Je ne sais plus à quel âge j’ai réalisé que j’avais quelque chose de « plus ».
Ça a commencé très jeune, avec la sensation que les yeux de mes interlocuteurs et interlocutrices changeaient, brillaient ou se focalisaient sur moi lorsque je disais être à la fois martiniquaise et congolaise. Je devais peut-être avoir six ans, et, durant cette période, j’étais si fière de pouvoir le placer comme quelque chose de précieux et d’inhabituel dans une conversation. Bien sûr, je n’ai compris que, bien plus tard, le lien avec ma couleur de peau. Avant ça, je n’y pensais pas.
Être dans le creux de ces cultures, c’était manger du saka saka fait par papa, du columbo fait par maman ; écouter autant de vieux zouk et de kompa que de rumba au son crépitant. C’était sentir l’huile de palme bouillante et la crème de coco écrasée entre les paumes chaudes de ma mère. Au même âge, je me souviens très nettement des séances de coiffage où les pleurs s’éteignaient devant un chocolat bien mérité, les tresses serrées, et les fesses endolories à force d’être assise entre les jambes de ma mère. Mon père n’arrêtait pas de vanter comment ma mère, en visitant pour la première fois Brazzaville, avait impressionné leur entourage car elle se nattait toute seule. « Il suffit de connaître ta tête », m’a-t-elle toujours dit. « Tu le sens quand le tracé est au milieu ». Et effectivement, j’avais toujours ce petit frisson sous la dent du peigne, chargée de tracer la raie parfaite. « C’est bon ? C’est au milieu ? » « Non, pas tout à fait », répondais-je avec le doigt au milieu du front, mon ongle servant de point de fuite, de marqueur symétrique.

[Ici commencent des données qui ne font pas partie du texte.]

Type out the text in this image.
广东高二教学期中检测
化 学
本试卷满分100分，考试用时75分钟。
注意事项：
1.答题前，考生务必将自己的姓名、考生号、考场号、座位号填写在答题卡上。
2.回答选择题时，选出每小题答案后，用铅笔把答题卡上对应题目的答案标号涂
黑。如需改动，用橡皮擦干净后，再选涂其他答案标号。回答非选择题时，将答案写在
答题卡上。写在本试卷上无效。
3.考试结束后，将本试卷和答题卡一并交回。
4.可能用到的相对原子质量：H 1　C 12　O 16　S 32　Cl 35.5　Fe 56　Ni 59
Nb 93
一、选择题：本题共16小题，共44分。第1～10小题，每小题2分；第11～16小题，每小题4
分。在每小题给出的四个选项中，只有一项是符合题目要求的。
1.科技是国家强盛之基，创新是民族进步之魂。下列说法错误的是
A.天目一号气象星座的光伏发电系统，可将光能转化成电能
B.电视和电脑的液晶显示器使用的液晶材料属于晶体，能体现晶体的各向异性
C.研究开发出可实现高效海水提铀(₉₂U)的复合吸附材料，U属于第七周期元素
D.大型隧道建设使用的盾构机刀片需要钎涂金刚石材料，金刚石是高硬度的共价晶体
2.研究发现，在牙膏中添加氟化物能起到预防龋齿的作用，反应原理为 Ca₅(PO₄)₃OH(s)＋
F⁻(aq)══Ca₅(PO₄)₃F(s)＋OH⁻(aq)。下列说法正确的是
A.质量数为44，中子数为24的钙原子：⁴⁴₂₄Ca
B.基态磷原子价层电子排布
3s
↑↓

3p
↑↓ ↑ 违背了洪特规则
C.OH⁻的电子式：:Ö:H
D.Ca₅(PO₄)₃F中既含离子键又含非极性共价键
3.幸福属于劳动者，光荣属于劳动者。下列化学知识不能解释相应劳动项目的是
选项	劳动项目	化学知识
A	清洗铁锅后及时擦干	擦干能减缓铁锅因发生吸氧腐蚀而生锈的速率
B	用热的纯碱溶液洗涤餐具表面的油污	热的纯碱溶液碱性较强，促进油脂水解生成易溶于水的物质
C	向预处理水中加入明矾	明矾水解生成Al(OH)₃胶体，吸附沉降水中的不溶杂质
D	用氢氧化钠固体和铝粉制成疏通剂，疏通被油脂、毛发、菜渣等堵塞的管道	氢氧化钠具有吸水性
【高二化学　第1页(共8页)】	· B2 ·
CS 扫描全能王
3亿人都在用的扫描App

Ce sont des souvenirs comme ceux-là qui se heurtaient aux insultes à l’école. Pas seulement sur mes cheveux, bien sûr : tout devait y passer. Le nez, les lèvres, puis la poitrine à l’adolescence. Mais je me souviens précisément de cette fois où je suis rentrée chez moi, en demandant à ma mère de me changer de coiffure, après des moqueries. Ma mère a refusé, plaidant que le regard des autres ne devait pas me définir. Et aujourd’hui, cette même petite fille assume son afro dans la rue.

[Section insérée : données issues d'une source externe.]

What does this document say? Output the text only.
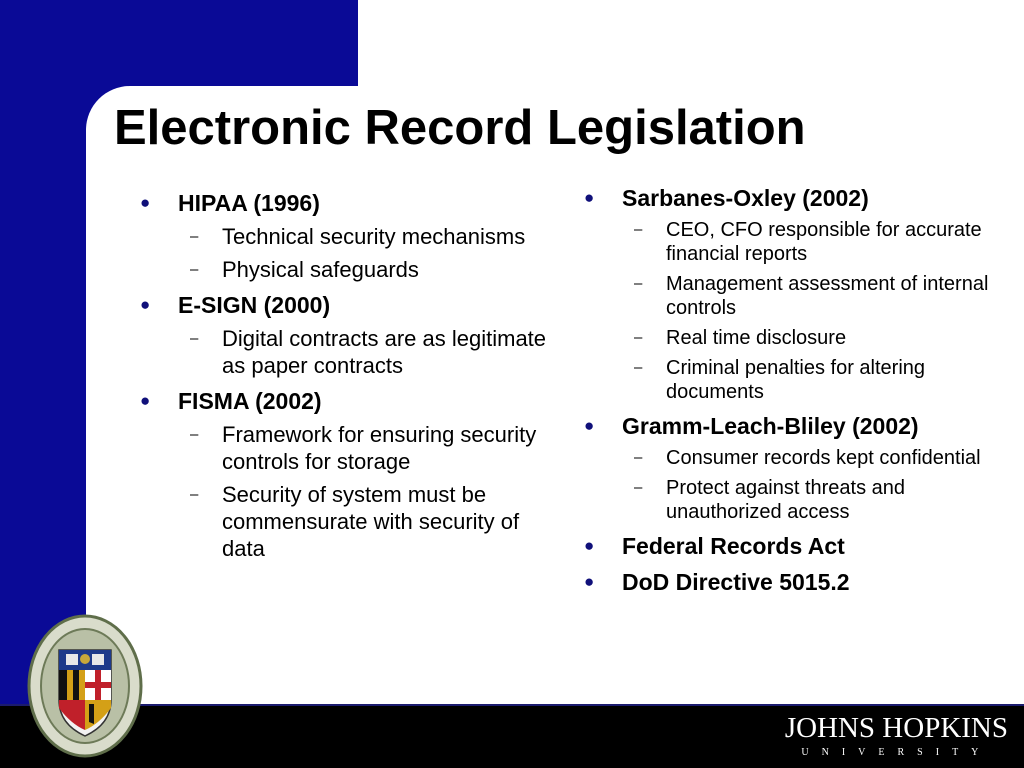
Electronic Record Legislation
● HIPAA (1996)
– Technical security mechanisms
– Physical safeguards
● E-SIGN (2000)
– Digital contracts are as legitimate as paper contracts
● FISMA (2002)
– Framework for ensuring security controls for storage
– Security of system must be commensurate with security of data
● Sarbanes-Oxley (2002)
– CEO, CFO responsible for accurate financial reports
– Management assessment of internal controls
– Real time disclosure
– Criminal penalties for altering documents
● Gramm-Leach-Bliley (2002)
– Consumer records kept confidential
– Protect against threats and unauthorized access
● Federal Records Act
● DoD Directive 5015.2
JOHNS HOPKINS
UNIVERSITY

Je crois que Comme un million de papillons noirs est l’héritier de tout cela ; qu’Adé apprendra à d’autres petites filles par son histoire pourquoi elles n’ont pas à rentrer chez ellse en étant tristes, que ce livre entre les mains des petits et grands éduquera davantage, parents comme enfants, enseignants comme éditeurs. Penser son histoire, la confronter à d’autres regards, la voir prendre vie sous des couleurs, était un sacré travail. Mais j’étais bien accompagnée et je savais à quoi devait ressembler ce livre que j’aurais aimé lire plus jeune.

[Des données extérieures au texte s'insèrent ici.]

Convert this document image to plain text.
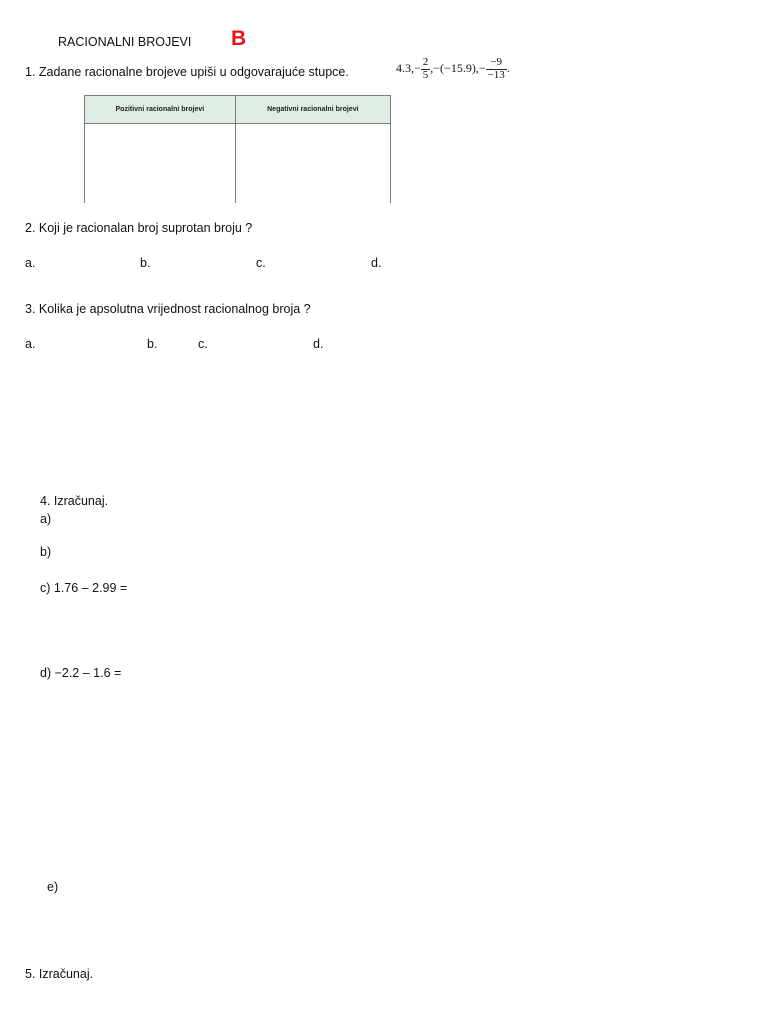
RACIONALNI BROJEVI B
1. Zadane racionalne brojeve upiši u odgovarajuće stupce.	$4.3,- \frac{2}{5} ,-(-15.9),- \frac{-9}{-13}$ .
Pozitivni racionalni brojevi	Negativni racionalni brojevi

2. Koji je racionalan broj suprotan broju ?
a.	b.	c.	d.
3. Kolika je apsolutna vrijednost racionalnog broja ?
a.	b.	c.	d.
4. Izračunaj.
a)
b)
c) 1.76 – 2.99 =
d) −2.2 – 1.6 =
e)
5. Izračunaj.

Il y a quelques jours, je lisais encore un article sur la manière dont Toni Morrison a forgé une nouvelle génération d’auteurs noirs ; c’est, avec cette même auteure que j’ai découvert des personnages qui me ressemblaient, et c’est à partir d’une de ses citations que l’histoire d’Adé est née. D’une certaine manière, j’aime imaginer que ces évènements se répondent au sein d’un cycle, où les choses se font écho. Et j’aime penser qu’il n’appartient qu’aux autres d’y prendre part…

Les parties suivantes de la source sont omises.